The southern portion of Cahuenga Boulevard has been referred to as the "heart of old Hollywood". The intersection between Cahuenga and Hollywood Boulevard has been an important intersection from the early history of Los Angeles; by 1915 it had a trolley stop, a bank and a hardware store. Trolley cars were used on the boulevards until the 1960s when they were replaced with busses. Historically a number of important Los Angeles buildings were located on the street, including the Technicolor building from the 1940s through the 1960s and the World Book and News building.

Julian Medical Building on the south-east corner of Cahuenga and Hollywood is considered "an architectural masterpiece" and "one of the crowning achievements of Streamline Moderne." Security Trust and Savings on the north-east corner was an important financial institution for early Hollywood and Creque Building on the south-west corner is notable as well. Chaplin-Keaton-Lloyd Alley, a popular film location in the 1920s, is located just south of the Hollywood and Cahuenga as well.

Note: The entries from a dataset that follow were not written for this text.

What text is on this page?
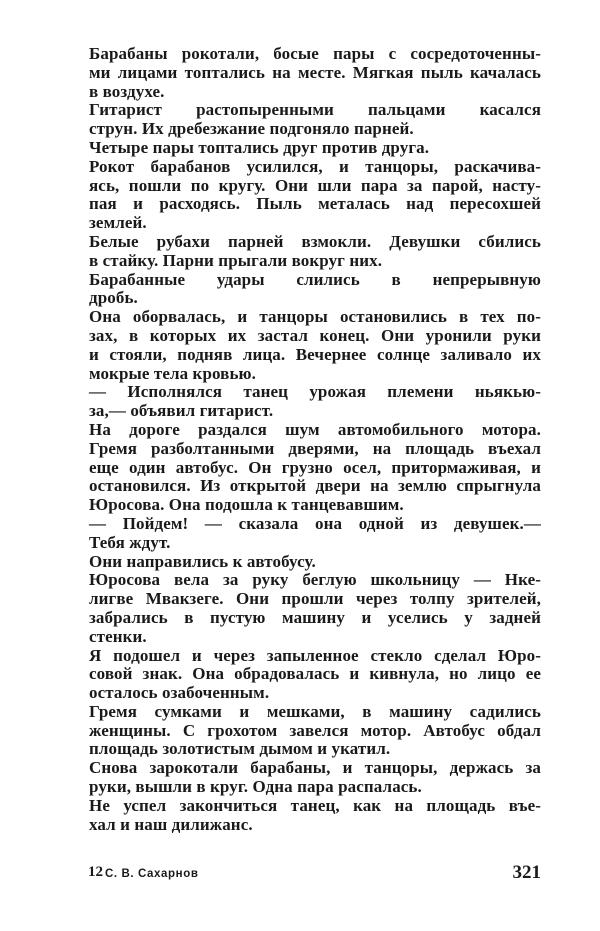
Барабаны рокотали, босые пары с сосредоточенны-
ми лицами топтались на месте. Мягкая пыль качалась
в воздухе.
Гитарист растопыренными пальцами касался
струн. Их дребезжание подгоняло парней.
Четыре пары топтались друг против друга.
Рокот барабанов усилился, и танцоры, раскачива-
ясь, пошли по кругу. Они шли пара за парой, насту-
пая и расходясь. Пыль металась над пересохшей
землей.
Белые рубахи парней взмокли. Девушки сбились
в стайку. Парни прыгали вокруг них.
Барабанные удары слились в непрерывную
дробь.
Она оборвалась, и танцоры остановились в тех по-
зах, в которых их застал конец. Они уронили руки
и стояли, подняв лица. Вечернее солнце заливало их
мокрые тела кровью.
— Исполнялся танец урожая племени ньякью-
за,— объявил гитарист.
На дороге раздался шум автомобильного мотора.
Гремя разболтанными дверями, на площадь въехал
еще один автобус. Он грузно осел, притормаживая, и
остановился. Из открытой двери на землю спрыгнула
Юросова. Она подошла к танцевавшим.
— Пойдем! — сказала она одной из девушек.—
Тебя ждут.
Они направились к автобусу.
Юросова вела за руку беглую школьницу — Нке-
лигве Мвакзеге. Они прошли через толпу зрителей,
забрались в пустую машину и уселись у задней
стенки.
Я подошел и через запыленное стекло сделал Юро-
совой знак. Она обрадовалась и кивнула, но лицо ее
осталось озабоченным.
Гремя сумками и мешками, в машину садились
женщины. С грохотом завелся мотор. Автобус обдал
площадь золотистым дымом и укатил.
Снова зарокотали барабаны, и танцоры, держась за
руки, вышли в круг. Одна пара распалась.
Не успел закончиться танец, как на площадь въе-
хал и наш дилижанс.
12 С. В. Сахарнов	321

The Halifax Hotel, owned by Van Cliburn at Cahuenga and Yucca Street. Numerous nightclubs, bars, and restaurants line Cahuenga between Sunset Boulevard and Franklin Avenue. Notable clubs in this area include: The Room, Hotel Café, and Velvet Margarita.

The Los Angeles Fire Department Museum and Memorial, listed as a Los Angeles Historic-Cultural Monument (LAHCM) and on the National Register of Historic Places, is located at 1355 North Cahuenga Boulevard. Other LAHCMs on Cahuenga include the Hollywood Walk of Fame, Raymond Chandler Square, Hollywood Pilgrimage Memorial Monument, and Studio Theatre at the Denis Building.

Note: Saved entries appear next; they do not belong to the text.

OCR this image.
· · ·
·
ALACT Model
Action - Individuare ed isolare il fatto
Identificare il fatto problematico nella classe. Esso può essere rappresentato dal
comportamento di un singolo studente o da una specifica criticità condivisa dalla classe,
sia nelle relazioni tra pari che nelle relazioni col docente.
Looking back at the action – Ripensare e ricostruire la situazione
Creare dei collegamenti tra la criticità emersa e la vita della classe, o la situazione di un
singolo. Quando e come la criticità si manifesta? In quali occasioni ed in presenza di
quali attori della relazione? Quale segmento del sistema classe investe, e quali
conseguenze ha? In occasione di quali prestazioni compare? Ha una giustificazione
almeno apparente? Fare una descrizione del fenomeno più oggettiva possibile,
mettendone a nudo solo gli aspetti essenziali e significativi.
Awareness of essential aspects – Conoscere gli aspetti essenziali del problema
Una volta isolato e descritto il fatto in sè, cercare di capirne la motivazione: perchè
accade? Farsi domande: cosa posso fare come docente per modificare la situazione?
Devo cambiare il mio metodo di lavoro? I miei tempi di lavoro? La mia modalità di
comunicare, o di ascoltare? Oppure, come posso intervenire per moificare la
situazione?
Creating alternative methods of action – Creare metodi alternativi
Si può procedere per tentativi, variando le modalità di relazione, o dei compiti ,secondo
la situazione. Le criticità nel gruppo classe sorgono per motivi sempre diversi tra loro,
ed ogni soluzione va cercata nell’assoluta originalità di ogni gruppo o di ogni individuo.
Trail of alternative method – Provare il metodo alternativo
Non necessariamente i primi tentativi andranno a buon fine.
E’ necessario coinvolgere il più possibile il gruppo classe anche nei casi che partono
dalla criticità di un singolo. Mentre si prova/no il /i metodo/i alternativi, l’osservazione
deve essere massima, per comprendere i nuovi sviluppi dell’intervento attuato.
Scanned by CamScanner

Other landmarks on or abutting the southern portion of Cahuenga include Los Angeles Tennis Club, John Anson Ford Amphitheatre, and the Hollywood Recreation Center.

The Iliad Bookshop, The Baked Potato, Valhalla Memorial Park Cemetery, and Theatre of NOTE are all located on the northern portion of Cahuenga Boulevard in the San Fernando Valley. Universal Studios Hollywood has an entrance from Cahuenga as well.

==Film location==
Cahuenga Boulevard has appeared in several of his films. 1542 Cahuenga Boulevard, which formerly adjoined the Toribuchi Grocery at 1546, appeared in the 1921 Keaton film The Goat, which featured Keaton running from the police past them. It is now a strip mall. In another Keaton film, Three Ages (1923), Keaton is seen running from the police past the Los Angeles Police Department Hollywood building and former fire station, now the location of Edmonds Tower at 1629.